Galois scaffolds and Galois module structure in extensions of characteristic $p$ local fields of degree $p^2$

TL;DR

This paper investigates the existence of Galois scaffolds in degree p^2 extensions of characteristic p local fields, providing conditions for their existence and analyzing the Galois module structure of the ring of integers.

Contribution

It offers a sufficient condition for Galois scaffold existence in degree p^2 extensions and characterizes the Galois module structure of the ring of integers under these conditions.

Findings

A sufficient condition for Galois scaffold existence in degree p^2 extensions.

Necessary and sufficient conditions for the ring of integers to be free over its associated order.

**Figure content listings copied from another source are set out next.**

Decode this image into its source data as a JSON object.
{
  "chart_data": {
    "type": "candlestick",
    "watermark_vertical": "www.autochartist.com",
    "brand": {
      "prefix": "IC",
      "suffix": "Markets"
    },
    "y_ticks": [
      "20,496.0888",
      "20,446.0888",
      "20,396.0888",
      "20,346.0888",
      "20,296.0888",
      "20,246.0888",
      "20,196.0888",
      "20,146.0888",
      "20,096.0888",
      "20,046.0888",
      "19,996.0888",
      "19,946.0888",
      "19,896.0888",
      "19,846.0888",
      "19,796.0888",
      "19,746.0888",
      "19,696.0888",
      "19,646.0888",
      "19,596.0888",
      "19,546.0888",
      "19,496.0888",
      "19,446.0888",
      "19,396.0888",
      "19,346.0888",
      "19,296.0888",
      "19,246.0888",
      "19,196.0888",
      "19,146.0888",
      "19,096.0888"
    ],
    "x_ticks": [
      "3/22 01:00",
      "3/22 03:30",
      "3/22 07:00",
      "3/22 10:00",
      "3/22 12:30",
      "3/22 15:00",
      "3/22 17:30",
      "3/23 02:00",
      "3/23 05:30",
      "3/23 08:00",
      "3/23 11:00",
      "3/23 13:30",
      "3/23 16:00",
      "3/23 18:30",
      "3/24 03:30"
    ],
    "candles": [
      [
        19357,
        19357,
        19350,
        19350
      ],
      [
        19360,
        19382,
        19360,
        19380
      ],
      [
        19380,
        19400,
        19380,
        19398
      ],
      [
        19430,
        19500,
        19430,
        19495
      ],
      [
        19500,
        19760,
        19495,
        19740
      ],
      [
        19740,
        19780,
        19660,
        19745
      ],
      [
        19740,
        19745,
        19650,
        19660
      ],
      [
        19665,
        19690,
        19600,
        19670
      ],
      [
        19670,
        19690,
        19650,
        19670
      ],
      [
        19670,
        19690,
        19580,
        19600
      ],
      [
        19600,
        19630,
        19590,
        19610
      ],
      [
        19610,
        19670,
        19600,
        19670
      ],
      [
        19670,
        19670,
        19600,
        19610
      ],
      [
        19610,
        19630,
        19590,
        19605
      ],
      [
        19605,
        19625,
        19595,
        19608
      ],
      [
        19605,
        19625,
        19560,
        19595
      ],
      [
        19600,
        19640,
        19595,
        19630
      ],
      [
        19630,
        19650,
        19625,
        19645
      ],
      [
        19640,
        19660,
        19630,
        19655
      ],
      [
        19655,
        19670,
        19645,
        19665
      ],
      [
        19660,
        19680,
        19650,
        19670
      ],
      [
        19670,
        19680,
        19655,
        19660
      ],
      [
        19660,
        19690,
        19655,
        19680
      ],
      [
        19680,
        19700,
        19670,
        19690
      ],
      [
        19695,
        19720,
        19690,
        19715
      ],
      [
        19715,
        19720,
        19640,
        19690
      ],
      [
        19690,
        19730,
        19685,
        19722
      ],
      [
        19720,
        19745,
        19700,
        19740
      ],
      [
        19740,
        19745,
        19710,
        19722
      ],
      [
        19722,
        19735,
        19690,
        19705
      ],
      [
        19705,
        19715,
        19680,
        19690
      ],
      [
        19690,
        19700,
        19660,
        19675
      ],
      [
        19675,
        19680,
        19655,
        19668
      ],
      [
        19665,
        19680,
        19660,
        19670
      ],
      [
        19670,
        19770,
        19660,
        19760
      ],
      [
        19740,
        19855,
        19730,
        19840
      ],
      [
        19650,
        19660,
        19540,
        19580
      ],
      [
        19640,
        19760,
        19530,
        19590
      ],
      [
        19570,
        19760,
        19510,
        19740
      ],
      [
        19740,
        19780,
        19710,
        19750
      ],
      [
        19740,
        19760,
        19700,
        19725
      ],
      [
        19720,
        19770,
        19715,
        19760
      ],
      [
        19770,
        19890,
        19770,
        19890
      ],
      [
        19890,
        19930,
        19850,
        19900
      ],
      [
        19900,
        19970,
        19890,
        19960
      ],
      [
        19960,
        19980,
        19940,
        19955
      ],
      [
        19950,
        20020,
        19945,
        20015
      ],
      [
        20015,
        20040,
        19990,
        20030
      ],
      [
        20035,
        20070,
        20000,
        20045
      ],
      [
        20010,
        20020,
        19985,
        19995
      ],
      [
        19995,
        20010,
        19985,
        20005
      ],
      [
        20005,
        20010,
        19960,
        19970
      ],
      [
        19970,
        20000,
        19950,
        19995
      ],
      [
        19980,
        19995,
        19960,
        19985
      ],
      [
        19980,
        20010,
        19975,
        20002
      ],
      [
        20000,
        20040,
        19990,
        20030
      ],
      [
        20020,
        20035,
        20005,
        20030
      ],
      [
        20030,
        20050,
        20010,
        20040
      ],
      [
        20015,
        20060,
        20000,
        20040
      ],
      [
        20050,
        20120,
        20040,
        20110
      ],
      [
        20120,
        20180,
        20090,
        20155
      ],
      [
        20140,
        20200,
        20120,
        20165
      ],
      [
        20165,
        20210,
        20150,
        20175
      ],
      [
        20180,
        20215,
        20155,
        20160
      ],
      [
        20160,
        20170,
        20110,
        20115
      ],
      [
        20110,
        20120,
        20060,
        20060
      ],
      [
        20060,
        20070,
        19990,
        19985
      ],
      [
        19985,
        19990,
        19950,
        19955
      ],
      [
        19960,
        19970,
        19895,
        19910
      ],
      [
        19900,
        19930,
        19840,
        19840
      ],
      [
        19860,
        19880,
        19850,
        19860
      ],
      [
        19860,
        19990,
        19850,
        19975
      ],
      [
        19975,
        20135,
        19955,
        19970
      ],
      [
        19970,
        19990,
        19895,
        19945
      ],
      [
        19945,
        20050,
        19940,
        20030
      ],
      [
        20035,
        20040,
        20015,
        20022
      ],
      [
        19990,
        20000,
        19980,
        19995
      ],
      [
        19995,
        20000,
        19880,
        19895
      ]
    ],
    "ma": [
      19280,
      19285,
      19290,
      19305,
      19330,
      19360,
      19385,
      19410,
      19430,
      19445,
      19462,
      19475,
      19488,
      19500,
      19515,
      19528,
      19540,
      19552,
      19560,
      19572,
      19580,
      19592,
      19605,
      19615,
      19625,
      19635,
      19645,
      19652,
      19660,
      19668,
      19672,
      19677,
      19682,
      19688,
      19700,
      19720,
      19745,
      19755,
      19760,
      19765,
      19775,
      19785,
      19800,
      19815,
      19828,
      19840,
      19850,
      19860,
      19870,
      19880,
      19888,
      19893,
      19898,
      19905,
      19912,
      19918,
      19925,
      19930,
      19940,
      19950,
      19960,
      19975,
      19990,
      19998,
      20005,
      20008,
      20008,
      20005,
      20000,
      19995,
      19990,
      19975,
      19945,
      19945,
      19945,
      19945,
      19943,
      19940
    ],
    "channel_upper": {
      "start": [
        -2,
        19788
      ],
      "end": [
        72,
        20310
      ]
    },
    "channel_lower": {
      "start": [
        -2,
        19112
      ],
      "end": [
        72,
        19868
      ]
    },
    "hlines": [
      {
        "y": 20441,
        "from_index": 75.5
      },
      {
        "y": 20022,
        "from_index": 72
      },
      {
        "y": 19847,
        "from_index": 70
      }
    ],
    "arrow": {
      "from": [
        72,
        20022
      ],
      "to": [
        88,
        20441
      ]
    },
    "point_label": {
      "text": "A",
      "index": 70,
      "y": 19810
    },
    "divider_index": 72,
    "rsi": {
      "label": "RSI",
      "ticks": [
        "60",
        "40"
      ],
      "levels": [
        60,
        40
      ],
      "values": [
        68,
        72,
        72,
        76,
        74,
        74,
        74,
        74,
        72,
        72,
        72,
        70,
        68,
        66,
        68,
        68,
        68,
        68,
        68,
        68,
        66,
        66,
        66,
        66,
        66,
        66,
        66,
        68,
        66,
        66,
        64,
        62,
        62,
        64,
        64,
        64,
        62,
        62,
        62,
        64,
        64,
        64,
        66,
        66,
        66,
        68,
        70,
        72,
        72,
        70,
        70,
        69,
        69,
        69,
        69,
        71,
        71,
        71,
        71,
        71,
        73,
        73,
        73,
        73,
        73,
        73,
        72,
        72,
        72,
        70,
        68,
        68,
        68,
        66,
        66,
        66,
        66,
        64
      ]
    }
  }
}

Explicit determination of Galois module structure in these extensions.

Abstract

A Galois scaffold, in a Galois extension of local fields with perfect residue fields, is an adaptation of the normal basis to the valuation of the extension field, and thus can be applied to answer questions of Galois module structure. Here we give a sufficient condition for a Galois scaffold to exist in fully ramified Galois extensions of degree $p^2$ of characteristic $p$ local fields. This condition becomes necessary when we restrict to $p=3$. For extensions $L/K$ of degree $p^2$ that satisfy this condition, we determine the Galois module structure of the ring of integers by finding necessary and sufficient conditions for the ring of integers of $L$ to be free over its associated order in $K[Gal(L/K)]$.